Фёдор слишком хорошо помнил характер своего друга: если его не переключить, не увести вовремя в сторону, ничем его потом не переупрямишь.
- Так ты, может, и латынь знаешь? - спросил он, как мог невиннее.
- Знаю, - с вызовом ответил Корнил, не заметив расставленной ловушки, - хоть и скрываю это, вроде как только некоторые слова разбираю, как мне по роду занятий моих положено. Но придёт час, когда мне не нужно будет скрываться, и преподавать я даже другим буду и греческий, и эту самую латынь. Неужели ты не понимаешь, что нельзя обойтись одним только веданием, что нужно ещё знание, иначе правой вере никогда не выстоять против тех же латынников, басурман?
- Бог оградит правое дело, - пожал плечами Фёдор, внутренне радуясь своей удаче и ещё больше раззадоривая друга.
- Вот-вот, - с горечью покачал головой Корнил, - слышал я уже. Так чего же ты ко мне пришёл тогда? Пусть Господь тебя и ограждает.
- Ладно, не будем ссориться, - примирительно сказал Фёдор, - но неужели ты забыл клятвы, которые мы в детстве давали? Помогать друг другу.

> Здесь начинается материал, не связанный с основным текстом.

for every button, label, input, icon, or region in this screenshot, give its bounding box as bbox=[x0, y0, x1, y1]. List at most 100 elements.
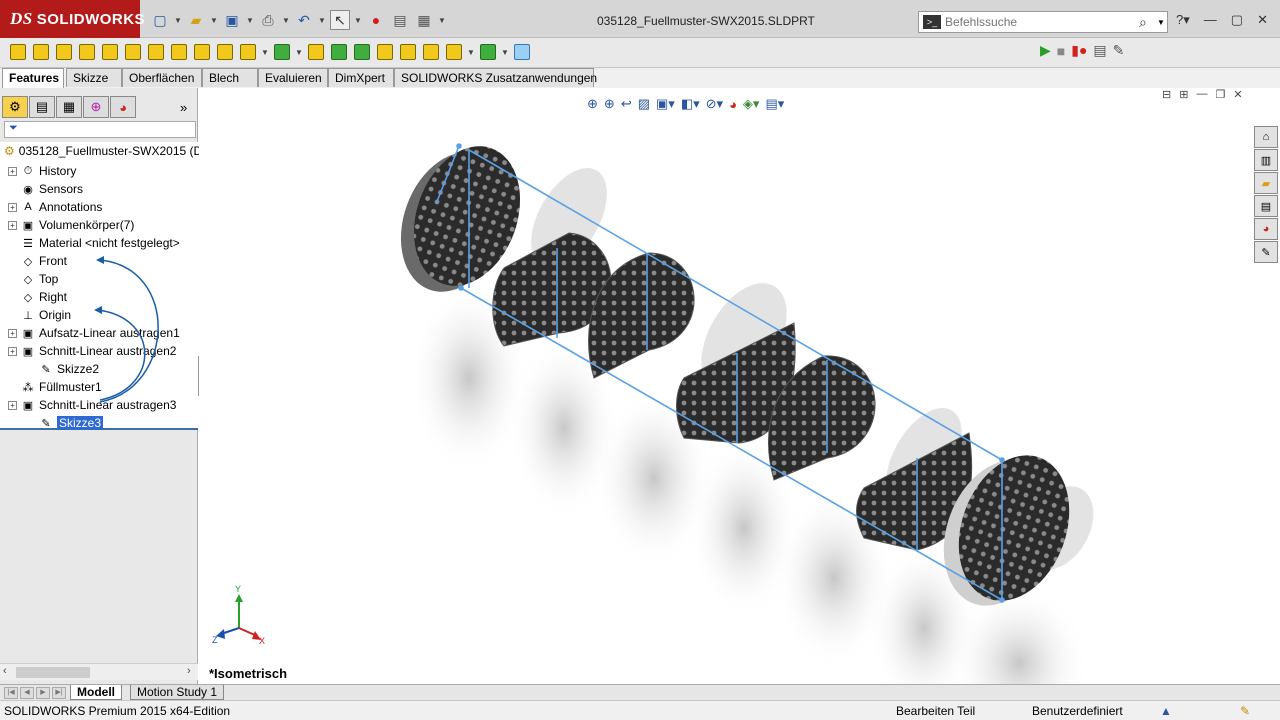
swept-cut-icon[interactable] bbox=[192, 41, 212, 63]
feature-manager-tab-icon[interactable]: ⚙ bbox=[2, 96, 28, 118]
shell-icon[interactable] bbox=[352, 41, 372, 63]
search-icon[interactable]: ⌕ bbox=[1139, 14, 1157, 31]
curves-dropdown-icon[interactable]: ▼ bbox=[501, 41, 509, 63]
expand-toggle-icon[interactable]: + bbox=[8, 202, 17, 212]
units-arrow-icon[interactable]: ▲ bbox=[1160, 704, 1172, 718]
save-icon[interactable]: ▣ bbox=[222, 10, 242, 30]
revolved-cut-icon[interactable] bbox=[169, 41, 189, 63]
save-dropdown-icon[interactable]: ▼ bbox=[246, 16, 254, 25]
quick-tips-icon[interactable]: ✎ bbox=[1240, 704, 1250, 718]
reference-dropdown-icon[interactable]: ▼ bbox=[467, 41, 475, 63]
search-dropdown-icon[interactable]: ▼ bbox=[1157, 18, 1167, 27]
fillet-dropdown-icon[interactable]: ▼ bbox=[261, 41, 269, 63]
file-explorer-icon[interactable]: ▰ bbox=[1254, 172, 1278, 194]
tree-node[interactable]: + ▣ Volumenkörper(7) bbox=[8, 216, 134, 234]
design-library-icon[interactable]: ▥ bbox=[1254, 149, 1278, 171]
open-dropdown-icon[interactable]: ▼ bbox=[210, 16, 218, 25]
revolved-boss-icon[interactable] bbox=[31, 41, 51, 63]
swept-boss-icon[interactable] bbox=[54, 41, 74, 63]
tree-node[interactable]: + A Annotations bbox=[8, 198, 102, 216]
minimize-icon[interactable]: — bbox=[1204, 12, 1217, 28]
tree-root[interactable]: ⚙ 035128_Fuellmuster-SWX2015 (D bbox=[4, 144, 202, 158]
next-tab-icon[interactable]: ▶ bbox=[36, 687, 50, 699]
scroll-right-icon[interactable]: › bbox=[187, 665, 191, 677]
draft-icon[interactable] bbox=[329, 41, 349, 63]
run-macro-icon[interactable]: ▶ bbox=[1040, 42, 1051, 59]
status-units[interactable]: Benutzerdefiniert bbox=[1032, 704, 1123, 718]
tab-addins[interactable]: SOLIDWORKS Zusatzanwendungen bbox=[394, 68, 597, 87]
undo-dropdown-icon[interactable]: ▼ bbox=[318, 16, 326, 25]
options-icon[interactable]: ▦ bbox=[414, 10, 434, 30]
property-manager-tab-icon[interactable]: ▤ bbox=[29, 96, 55, 118]
close-icon[interactable]: ✕ bbox=[1257, 12, 1268, 28]
file-properties-icon[interactable]: ▤ bbox=[390, 10, 410, 30]
command-search[interactable]: >_ ⌕ ▼ bbox=[918, 11, 1168, 33]
command-search-input[interactable] bbox=[945, 15, 1139, 29]
tab-features[interactable]: Features bbox=[2, 68, 64, 88]
prev-tab-icon[interactable]: ◀ bbox=[20, 687, 34, 699]
tree-node[interactable]: + ⏱ History bbox=[8, 162, 76, 180]
extruded-cut-icon[interactable] bbox=[123, 41, 143, 63]
tab-dimxpert[interactable]: DimXpert bbox=[328, 68, 394, 87]
manager-tabs: ⚙ ▤ ▦ ⊕ ◕ bbox=[2, 96, 136, 120]
linear-pattern-icon[interactable] bbox=[272, 41, 292, 63]
pattern-dropdown-icon[interactable]: ▼ bbox=[295, 41, 303, 63]
tab-sheet-metal[interactable]: Blech bbox=[202, 68, 258, 87]
tree-hscrollbar[interactable]: ‹ › bbox=[0, 663, 198, 680]
options-dropdown-icon[interactable]: ▼ bbox=[438, 16, 446, 25]
instant3d-icon[interactable] bbox=[512, 41, 532, 63]
solidworks-resources-icon[interactable]: ⌂ bbox=[1254, 126, 1278, 148]
stop-macro-icon[interactable]: ■ bbox=[1057, 43, 1065, 59]
print-dropdown-icon[interactable]: ▼ bbox=[282, 16, 290, 25]
display-manager-tab-icon[interactable]: ◕ bbox=[110, 96, 136, 118]
record-macro-icon[interactable]: ▮● bbox=[1071, 42, 1087, 59]
lofted-cut-icon[interactable] bbox=[215, 41, 235, 63]
scroll-left-icon[interactable]: ‹ bbox=[3, 665, 7, 677]
restore-icon[interactable]: ▢ bbox=[1231, 12, 1243, 28]
tab-model[interactable]: Modell bbox=[70, 685, 122, 700]
curves-icon[interactable] bbox=[478, 41, 498, 63]
tree-node[interactable]: ◉ Sensors bbox=[8, 180, 83, 198]
open-folder-icon[interactable]: ▰ bbox=[186, 10, 206, 30]
help-icon[interactable]: ?▾ bbox=[1176, 12, 1190, 28]
extruded-boss-icon[interactable] bbox=[8, 41, 28, 63]
first-tab-icon[interactable]: |◀ bbox=[4, 687, 18, 699]
hole-wizard-icon[interactable] bbox=[146, 41, 166, 63]
last-tab-icon[interactable]: ▶| bbox=[52, 687, 66, 699]
new-document-icon[interactable]: ▢ bbox=[150, 10, 170, 30]
solidworks-logo[interactable]: DS SOLIDWORKS bbox=[0, 0, 145, 38]
expand-toggle-icon[interactable]: + bbox=[8, 166, 17, 176]
undo-icon[interactable]: ↶ bbox=[294, 10, 314, 30]
rebuild-traffic-light-icon[interactable]: ● bbox=[366, 10, 386, 30]
mirror-icon[interactable] bbox=[421, 41, 441, 63]
boundary-boss-icon[interactable] bbox=[100, 41, 120, 63]
expand-toggle-icon[interactable]: + bbox=[8, 220, 17, 230]
intersect-icon[interactable] bbox=[398, 41, 418, 63]
tab-sketch[interactable]: Skizze bbox=[66, 68, 122, 87]
new-macro-icon[interactable]: ▤ bbox=[1093, 42, 1106, 59]
rib-icon[interactable] bbox=[306, 41, 326, 63]
tree-filter[interactable]: ⏷ bbox=[4, 121, 196, 138]
select-pointer-icon[interactable]: ↖ bbox=[330, 10, 350, 30]
fillet-icon[interactable] bbox=[238, 41, 258, 63]
more-tabs-icon[interactable]: » bbox=[180, 100, 187, 115]
tab-evaluate[interactable]: Evaluieren bbox=[258, 68, 328, 87]
view-palette-icon[interactable]: ▤ bbox=[1254, 195, 1278, 217]
part-icon: ⚙ bbox=[4, 144, 15, 158]
lofted-boss-icon[interactable] bbox=[77, 41, 97, 63]
dimxpert-manager-tab-icon[interactable]: ⊕ bbox=[83, 96, 109, 118]
graphics-area[interactable]: ⊕ ⊕ ↩ ▨ ▣▾ ◧▾ ⊘▾ ◕ ◈▾ ▤▾ ⊟ ⊞ — ❐ ✕ Y X Z… bbox=[199, 88, 1254, 684]
configuration-manager-tab-icon[interactable]: ▦ bbox=[56, 96, 82, 118]
custom-properties-icon[interactable]: ✎ bbox=[1254, 241, 1278, 263]
select-dropdown-icon[interactable]: ▼ bbox=[354, 16, 362, 25]
print-icon[interactable]: ⎙ bbox=[258, 10, 278, 30]
appearances-icon[interactable]: ◕ bbox=[1254, 218, 1278, 240]
wrap-icon[interactable] bbox=[375, 41, 395, 63]
new-dropdown-icon[interactable]: ▼ bbox=[174, 16, 182, 25]
reference-geometry-icon[interactable] bbox=[444, 41, 464, 63]
tab-surfaces[interactable]: Oberflächen bbox=[122, 68, 202, 87]
tab-motion-study[interactable]: Motion Study 1 bbox=[130, 685, 225, 700]
scroll-thumb[interactable] bbox=[16, 667, 90, 678]
model-view[interactable]: Y X Z bbox=[199, 88, 1254, 684]
edit-macro-icon[interactable]: ✎ bbox=[1113, 42, 1125, 59]
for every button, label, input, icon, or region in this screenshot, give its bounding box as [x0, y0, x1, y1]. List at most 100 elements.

- От всех клятв освободил меня Иисус, - усмехнулся Корнил.
- Ну да я тебя не освобождал, пёсий ты сын, - в запальчивости воскликнул Фёдор. - Чёрт с тобой, с предателем!
Корнил вскочил, встал против Фёдора, сжал кулаки, набычившись.
- Чёрт? А возьми-ка ты его себе, пожалуй. Пусть будет тебе как брат родной. А ну, выходи на бой, как когда-то мы силой мерились!